While thinking about your dream retirement or financial future can be an exciting time, it is also important to keep in mind the many risks that are associated with investing. Say you have a large chunk of your money invested in a single stock. At any given moment, that stock’s value could plummet, taking your hard-earned capital with it. That’s why a core element of a holistic planning philosophy should hold a somewhat pessimistic projection of the future. By actively thinking about how to properly react to inevitable market fluctuations, tax increases, or unexpected life shifts such as job loss, relocation, or injury, you can potentially limit your overall risk and set your portfolio up for a more robust future.
While it can be tempting to pursue high-risk, high-reward investments with quick payouts, holistic planning takes into account several other factors, especially when focusing on a sustainable, long-term gain, including one’s desire for a comfortable retirement or generational wealth transfer. Think of this like sitting in rush hour traffic, for example. You may quickly switch to a lane that is going faster only to find yourself at a standstill soon after. Although you might have temporarily moved ahead of some cars, they may end up beating you in the long run.
Holistic wealth management can include comprehensive plans that are built around passive income sources that drive a client’s retirement years or figure out the best way for them to enjoy their current lifestyle without having to continue their working days. By considering a client’s complete financial situation, holistic wealth management may help them accomplish more than just simple returns. Over the course of years, this system may help turn that dream retirement into an actual reality.
Finally, a component of a comprehensive holistic plan may aim to manage, control, and reduce your tax liabilities wherever possible. This is very important for estate planning and generational wealth transfers, as figuring out areas to reduce your tax burden can make a major difference over the years.

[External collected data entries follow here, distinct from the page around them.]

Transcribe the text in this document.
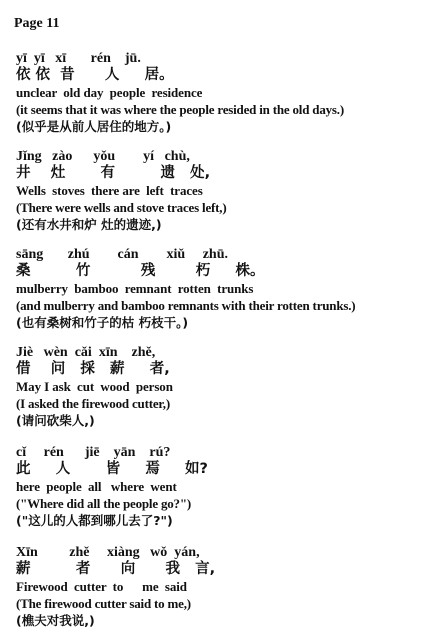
Page 11
yī  yī   xī       rén    jū.
依 依  昔      人     居。
unclear  old day  people  residence
(it seems that it was where the people resided in the old days.)
(似乎是从前人居住的地方。)
Jǐng   zào      yǒu        yí   chù,
井    灶       有         遗   处,
Wells  stoves  there are  left  traces
(There were wells and stove traces left,)
(还有水井和炉 灶的遗迹,)
sāng       zhú        cán        xiǔ     zhū.
桑         竹          残        朽     株。
mulberry  bamboo  remnant  rotten  trunks
(and mulberry and bamboo remnants with their rotten trunks.)
(也有桑树和竹子的枯 朽枝干。)
Jiè   wèn  cǎi  xīn    zhě,
借    问   採   薪     者,
May I ask  cut  wood  person
(I asked the firewood cutter,)
(请问砍柴人,)
cǐ     rén      jiē    yān    rú?
此     人       皆     焉     如?
here  people  all   where  went
("Where did all the people go?")
("这儿的人都到哪儿去了?")
Xīn         zhě     xiàng   wǒ  yán,
薪         者      向      我   言,
Firewood  cutter  to      me  said
(The firewood cutter said to me,)
(樵夫对我说,)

Our holistic planning formula blends Nobel Prize-winning empirical research with savvy integrations of alternative investments. Through our carefully-personalized plans, we’ve helped our clients unlock financial opportunities in both private and public markets that have historically been reserved for the ultra-wealthy.
At BIP Wealth, you’ll have access to a team of experts who will be with you and your family at every step of your financial journey. If you’re looking for a unique approach to holistic wealth planning, you can browse our offerings—from private equities, private credit offerings, public market investment plans, and covered call strategies.
What is holistic wealth planning?
Holistic wealth planning does not focus solely on singular investments, instead determining a person’s current financial situation, lifestyle, and ultimate goals to create a long-term plan for retirement, estate planning, investments, and more.
Why is holistic planning important?
From potentially limiting financial risk to better aligning with personal goals, holistic planning is important for those who are looking for more than just short-term investment returns.